A man allegedly firebombed Sam Altman's San Francisco home because he feared AI would destroy humanity. Now OpenAI — the company doing more than perhaps anyone to build that very AI — is calling for a sweeping federal regulatory framework it's branding a "New Deal for AI."

The timing here is... something.

Let's be clear: attacking someone's home is a crime, full stop. Nobody deserves to have their property firebombed over a policy disagreement, no matter how existential the stakes feel. But let's also be clear about what OpenAI is doing with the political moment that followed.

OpenAI isn't asking Washington to slow down AI development. It's asking Washington to regulate AI development — which, if you've been paying attention to how regulation works in this country, means constructing a compliance apparatus that a $150 billion company can easily navigate and a scrappy competitor in a garage cannot. This isn't safety. It's a moat.

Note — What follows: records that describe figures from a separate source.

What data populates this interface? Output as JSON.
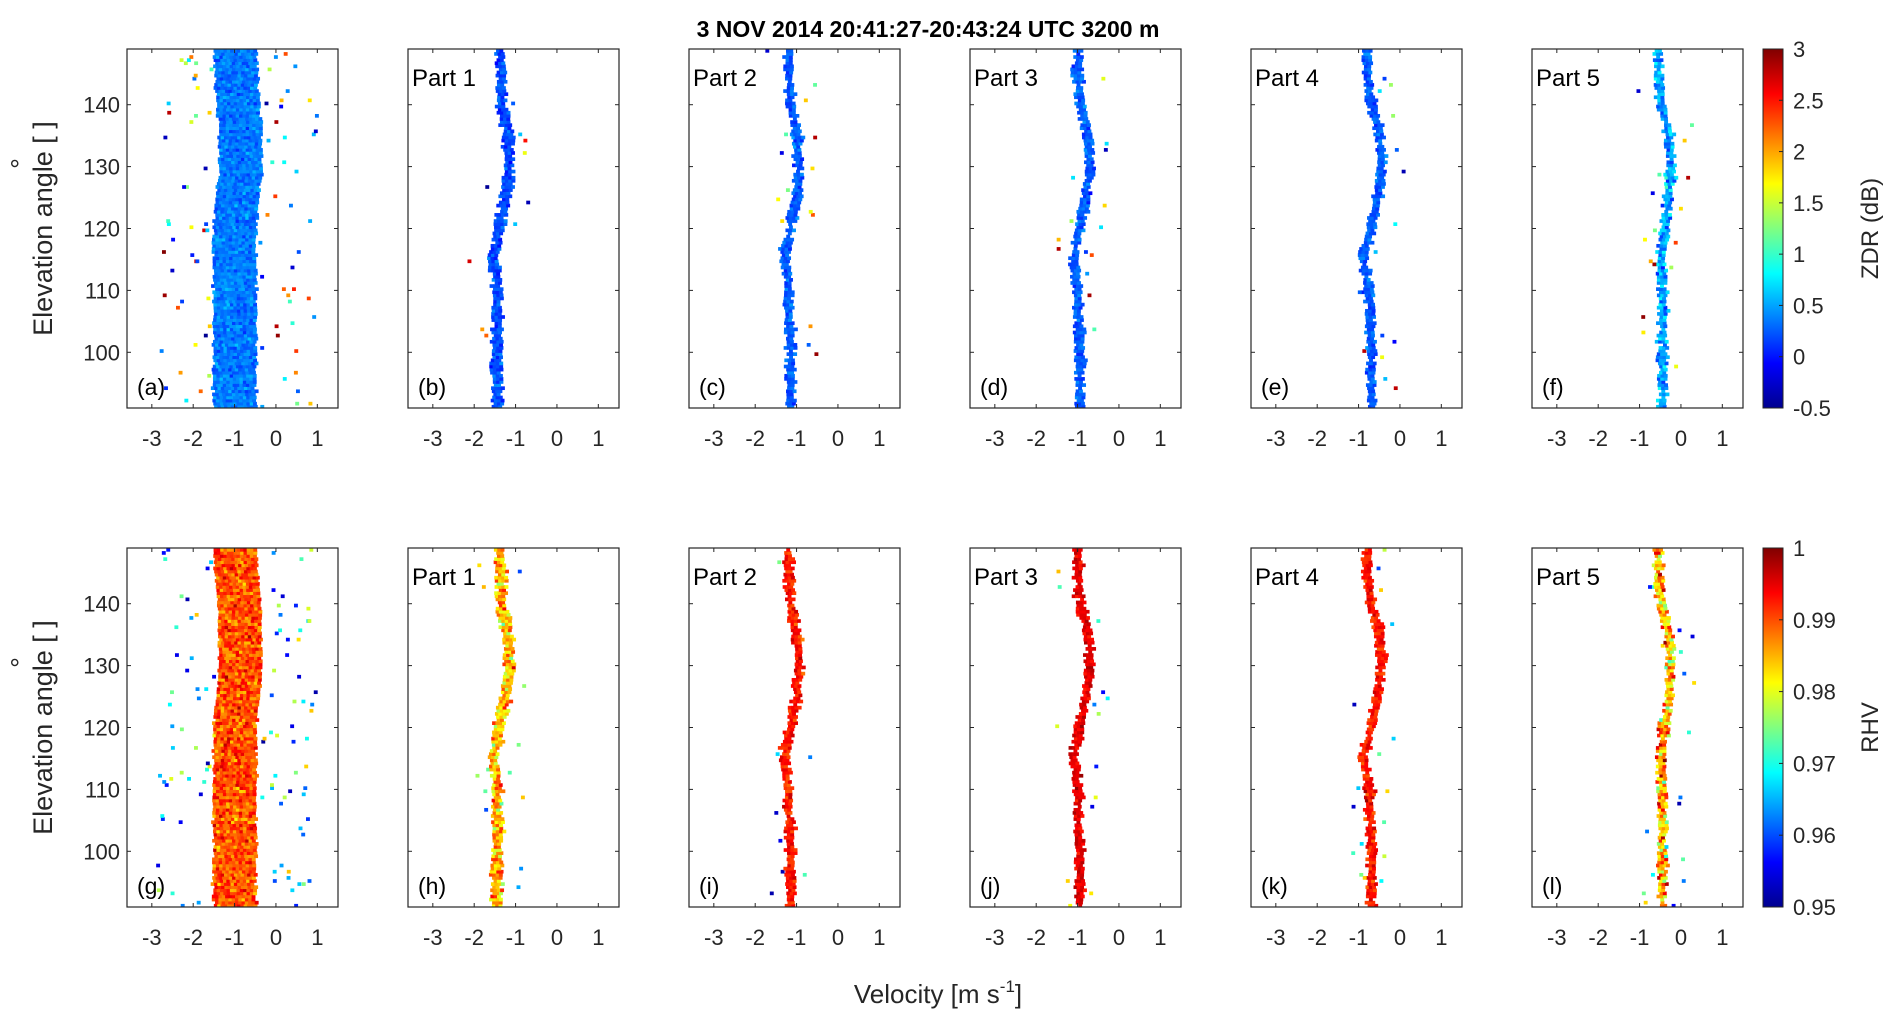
{
  "figure": {
    "title": "3 NOV 2014 20:41:27-20:43:24 UTC 3200 m",
    "xlabel": "Velocity [m s",
    "xlabel_sup": "-1",
    "xlabel_close": "]",
    "ylabel": "Elevation angle [ ]",
    "ylabel_degree": "°"
  },
  "colors": {
    "jet": [
      "#00008f",
      "#0000ff",
      "#0080ff",
      "#00ffff",
      "#80ff80",
      "#ffff00",
      "#ff8000",
      "#ff0000",
      "#800000"
    ]
  },
  "chart_data": [
    {
      "type": "heatmap",
      "description_key": "top-row",
      "variable": "ZDR",
      "colorbar": {
        "label": "ZDR (dB)",
        "range": [
          -0.5,
          3
        ],
        "ticks": [
          "3",
          "2.5",
          "2",
          "1.5",
          "1",
          "0.5",
          "0",
          "-0.5"
        ],
        "tick_values": [
          3,
          2.5,
          2,
          1.5,
          1,
          0.5,
          0,
          -0.5
        ]
      },
      "xlim": [
        -3.6,
        1.5
      ],
      "ylim": [
        91,
        149
      ],
      "xticks": [
        "-3",
        "-2",
        "-1",
        "0",
        "1"
      ],
      "xtick_values": [
        -3,
        -2,
        -1,
        0,
        1
      ],
      "yticks": [
        "140",
        "130",
        "120",
        "110",
        "100"
      ],
      "ytick_values": [
        140,
        130,
        120,
        110,
        100
      ],
      "panels": [
        {
          "letter": "(a)",
          "part": "",
          "center": [
            [
              91,
              -1.0
            ],
            [
              100,
              -1.0
            ],
            [
              110,
              -1.0
            ],
            [
              120,
              -1.0
            ],
            [
              130,
              -0.85
            ],
            [
              140,
              -0.9
            ],
            [
              149,
              -1.0
            ]
          ],
          "half_width": 0.5,
          "value_center": 0.35,
          "value_spread": 0.35
        },
        {
          "letter": "(b)",
          "part": "Part 1",
          "center": [
            [
              91,
              -1.45
            ],
            [
              100,
              -1.45
            ],
            [
              110,
              -1.45
            ],
            [
              115,
              -1.55
            ],
            [
              120,
              -1.4
            ],
            [
              125,
              -1.25
            ],
            [
              130,
              -1.15
            ],
            [
              135,
              -1.2
            ],
            [
              140,
              -1.35
            ],
            [
              145,
              -1.35
            ],
            [
              149,
              -1.4
            ]
          ],
          "half_width": 0.12,
          "value_center": 0.2,
          "value_spread": 0.25
        },
        {
          "letter": "(c)",
          "part": "Part 2",
          "center": [
            [
              91,
              -1.15
            ],
            [
              100,
              -1.15
            ],
            [
              110,
              -1.2
            ],
            [
              115,
              -1.3
            ],
            [
              120,
              -1.15
            ],
            [
              125,
              -1.0
            ],
            [
              130,
              -0.95
            ],
            [
              135,
              -1.0
            ],
            [
              140,
              -1.15
            ],
            [
              145,
              -1.2
            ],
            [
              149,
              -1.2
            ]
          ],
          "half_width": 0.1,
          "value_center": 0.25,
          "value_spread": 0.2
        },
        {
          "letter": "(d)",
          "part": "Part 3",
          "center": [
            [
              91,
              -0.95
            ],
            [
              100,
              -0.95
            ],
            [
              110,
              -1.0
            ],
            [
              115,
              -1.1
            ],
            [
              120,
              -0.95
            ],
            [
              125,
              -0.8
            ],
            [
              130,
              -0.7
            ],
            [
              135,
              -0.75
            ],
            [
              140,
              -0.95
            ],
            [
              145,
              -1.0
            ],
            [
              149,
              -1.0
            ]
          ],
          "half_width": 0.1,
          "value_center": 0.25,
          "value_spread": 0.2
        },
        {
          "letter": "(e)",
          "part": "Part 4",
          "center": [
            [
              91,
              -0.7
            ],
            [
              100,
              -0.7
            ],
            [
              110,
              -0.75
            ],
            [
              115,
              -0.9
            ],
            [
              120,
              -0.7
            ],
            [
              125,
              -0.55
            ],
            [
              130,
              -0.45
            ],
            [
              135,
              -0.5
            ],
            [
              140,
              -0.7
            ],
            [
              145,
              -0.8
            ],
            [
              149,
              -0.8
            ]
          ],
          "half_width": 0.1,
          "value_center": 0.25,
          "value_spread": 0.2
        },
        {
          "letter": "(f)",
          "part": "Part 5",
          "center": [
            [
              91,
              -0.45
            ],
            [
              100,
              -0.45
            ],
            [
              110,
              -0.45
            ],
            [
              115,
              -0.5
            ],
            [
              120,
              -0.4
            ],
            [
              125,
              -0.3
            ],
            [
              130,
              -0.25
            ],
            [
              135,
              -0.3
            ],
            [
              140,
              -0.5
            ],
            [
              145,
              -0.55
            ],
            [
              149,
              -0.55
            ]
          ],
          "half_width": 0.1,
          "value_center": 0.5,
          "value_spread": 0.4
        }
      ]
    },
    {
      "type": "heatmap",
      "description_key": "bottom-row",
      "variable": "RHV",
      "colorbar": {
        "label": "RHV",
        "range": [
          0.95,
          1
        ],
        "ticks": [
          "1",
          "0.99",
          "0.98",
          "0.97",
          "0.96",
          "0.95"
        ],
        "tick_values": [
          1,
          0.99,
          0.98,
          0.97,
          0.96,
          0.95
        ]
      },
      "xlim": [
        -3.6,
        1.5
      ],
      "ylim": [
        91,
        149
      ],
      "xticks": [
        "-3",
        "-2",
        "-1",
        "0",
        "1"
      ],
      "xtick_values": [
        -3,
        -2,
        -1,
        0,
        1
      ],
      "yticks": [
        "140",
        "130",
        "120",
        "110",
        "100"
      ],
      "ytick_values": [
        140,
        130,
        120,
        110,
        100
      ],
      "panels": [
        {
          "letter": "(g)",
          "part": "",
          "center": [
            [
              91,
              -1.0
            ],
            [
              100,
              -1.0
            ],
            [
              110,
              -1.0
            ],
            [
              120,
              -1.0
            ],
            [
              130,
              -0.85
            ],
            [
              140,
              -0.9
            ],
            [
              149,
              -1.0
            ]
          ],
          "half_width": 0.5,
          "value_center": 0.99,
          "value_spread": 0.01
        },
        {
          "letter": "(h)",
          "part": "Part 1",
          "center": [
            [
              91,
              -1.45
            ],
            [
              100,
              -1.45
            ],
            [
              110,
              -1.45
            ],
            [
              115,
              -1.55
            ],
            [
              120,
              -1.4
            ],
            [
              125,
              -1.25
            ],
            [
              130,
              -1.15
            ],
            [
              135,
              -1.2
            ],
            [
              140,
              -1.35
            ],
            [
              145,
              -1.35
            ],
            [
              149,
              -1.4
            ]
          ],
          "half_width": 0.12,
          "value_center": 0.985,
          "value_spread": 0.01
        },
        {
          "letter": "(i)",
          "part": "Part 2",
          "center": [
            [
              91,
              -1.15
            ],
            [
              100,
              -1.15
            ],
            [
              110,
              -1.2
            ],
            [
              115,
              -1.3
            ],
            [
              120,
              -1.15
            ],
            [
              125,
              -1.0
            ],
            [
              130,
              -0.95
            ],
            [
              135,
              -1.0
            ],
            [
              140,
              -1.15
            ],
            [
              145,
              -1.2
            ],
            [
              149,
              -1.2
            ]
          ],
          "half_width": 0.1,
          "value_center": 0.993,
          "value_spread": 0.004
        },
        {
          "letter": "(j)",
          "part": "Part 3",
          "center": [
            [
              91,
              -0.95
            ],
            [
              100,
              -0.95
            ],
            [
              110,
              -1.0
            ],
            [
              115,
              -1.1
            ],
            [
              120,
              -0.95
            ],
            [
              125,
              -0.8
            ],
            [
              130,
              -0.7
            ],
            [
              135,
              -0.75
            ],
            [
              140,
              -0.95
            ],
            [
              145,
              -1.0
            ],
            [
              149,
              -1.0
            ]
          ],
          "half_width": 0.1,
          "value_center": 0.995,
          "value_spread": 0.003
        },
        {
          "letter": "(k)",
          "part": "Part 4",
          "center": [
            [
              91,
              -0.7
            ],
            [
              100,
              -0.7
            ],
            [
              110,
              -0.75
            ],
            [
              115,
              -0.9
            ],
            [
              120,
              -0.7
            ],
            [
              125,
              -0.55
            ],
            [
              130,
              -0.45
            ],
            [
              135,
              -0.5
            ],
            [
              140,
              -0.7
            ],
            [
              145,
              -0.8
            ],
            [
              149,
              -0.8
            ]
          ],
          "half_width": 0.1,
          "value_center": 0.993,
          "value_spread": 0.004
        },
        {
          "letter": "(l)",
          "part": "Part 5",
          "center": [
            [
              91,
              -0.45
            ],
            [
              100,
              -0.45
            ],
            [
              110,
              -0.45
            ],
            [
              115,
              -0.5
            ],
            [
              120,
              -0.4
            ],
            [
              125,
              -0.3
            ],
            [
              130,
              -0.25
            ],
            [
              135,
              -0.3
            ],
            [
              140,
              -0.5
            ],
            [
              145,
              -0.55
            ],
            [
              149,
              -0.55
            ]
          ],
          "half_width": 0.1,
          "value_center": 0.985,
          "value_spread": 0.012
        }
      ]
    }
  ]
}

The "New Deal" framing is particularly rich. The original New Deal massively expanded federal power and created bureaucracies we're still paying for nearly a century later. If that's the model, maybe we should be more worried about the regulatory framework than the robots.

San Franciscans, for their part, seem largely unmoved by the drama. As one local put it with magnificent indifference: "I know AI is hot right now, but this is ridiculous." Another Bay Area resident offered practical wisdom: "Given Altman's money, he should hire a few meat bags for protection of property, life, and limb. There are some things AI just can't do!"

The pattern is familiar in tech: build something disruptive, reap the rewards, then lobby for regulations that lock in your advantage while wrapping it in the language of public safety. Google did it. Facebook did it. Now OpenAI is speedrunning the playbook.

We should be skeptical of anyone who builds the thing they claim needs regulating — and then volunteers to help write the rules. True safety doesn't come from regulatory capture dressed up as a New Deal. It comes from competition, transparency, and holding powerful companies accountable without handing them the pen.